After President George W. Bush unveiled early in his first term a vision of a hydrogen economy--a vision that momentarily "killed" visions of an electric car--it did fot take long for the truth to sink in that it would decades at the least before motor vehicles would generally run on fuel cells fueled by hydrogen. So it came as rather a surprise to see, reading an account by a German Russia expert of a September 2006 meeting with Vladimir Putin, the following: "The age of oil will one day draw to a close. How is Russia preparing for the time after cheap oil, or indeed, after oil? Putin offers an optimistic perspective: 'We are working on hydrogen energy. In the medium term we will invest massively.' " So reports Michael Stuermer, in Putin and the Rise of Russia.
What did Putin have in mind?
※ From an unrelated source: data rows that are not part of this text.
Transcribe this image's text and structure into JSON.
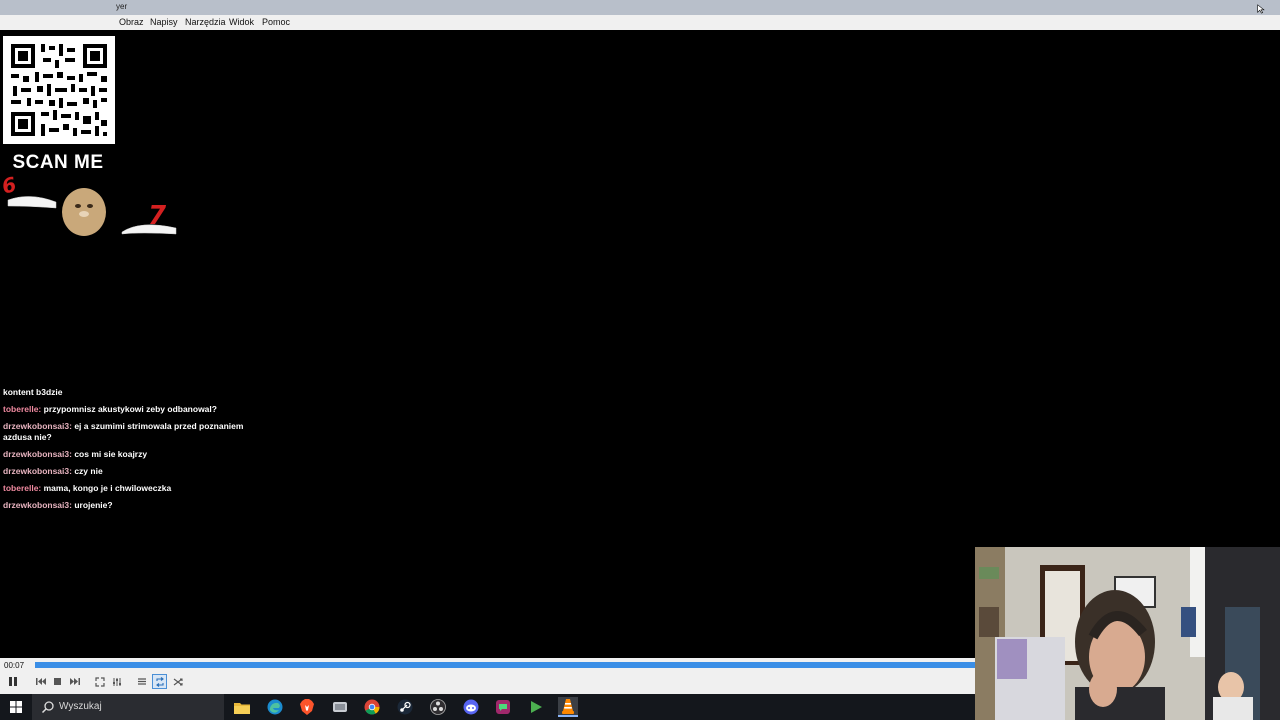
{
  "window": {
    "title": "yer"
  },
  "menu": [
    {
      "label": "Obraz",
      "x": 0
    },
    {
      "label": "Napisy"
    },
    {
      "label": "Narzędzia"
    },
    {
      "label": "Widok"
    },
    {
      "label": "Pomoc"
    }
  ],
  "overlay": {
    "qr_caption": "SCAN ME",
    "meme_left_number": "6",
    "meme_right_number": "7"
  },
  "chat": [
    {
      "user": "",
      "message": "kontent b3dzie"
    },
    {
      "user": "toberelle:",
      "message": " przypomnisz akustykowi zeby odbanowal?"
    },
    {
      "user": "drzewkobonsai3:",
      "message": " ej a szumimi strimowala przed poznaniem azdusa nie?"
    },
    {
      "user": "drzewkobonsai3:",
      "message": " cos mi sie koajrzy"
    },
    {
      "user": "drzewkobonsai3:",
      "message": " czy nie"
    },
    {
      "user": "toberelle:",
      "message": " mama, kongo je i chwiloweczka"
    },
    {
      "user": "drzewkobonsai3:",
      "message": " urojenie?"
    }
  ],
  "player": {
    "time": "00:07",
    "progress": 1.0
  },
  "taskbar": {
    "search_placeholder": "Wyszukaj"
  },
  "colors": {
    "accent": "#3a8ee6",
    "chat_user_pink": "#f08aa0",
    "chat_user_light": "#e8b4c0"
  }
}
Was he still clinging to something like Bush's vision, well after most Americans had tossed it onto the dustbin of history?
Now comes a report from Siemens that it is working with the Russian National Research Nuclear University to develop turbines that would run on hydrogen. Siemens does not underestimate the challenges: "The idea of combusting hydrogen with oxygen to obtain water and extract a large amount of energy with zero environmental pollution is still a long way off at the moment. The production of pure oxygen is too costly and the combustion temperatures of 3,200 degrees Celsius are too high for the turbine blading used in the power plants. Natural gas, which burns at approximately 1,950 degrees Celsius, already requires air cooling of the blading. Siemens CT in Munich is therefore also conducting research intoheat-resistant ceramics for use in turbines."
Evidently that vision will be a long time comng too--if ever indeed it's realized--but it too is an interesting one.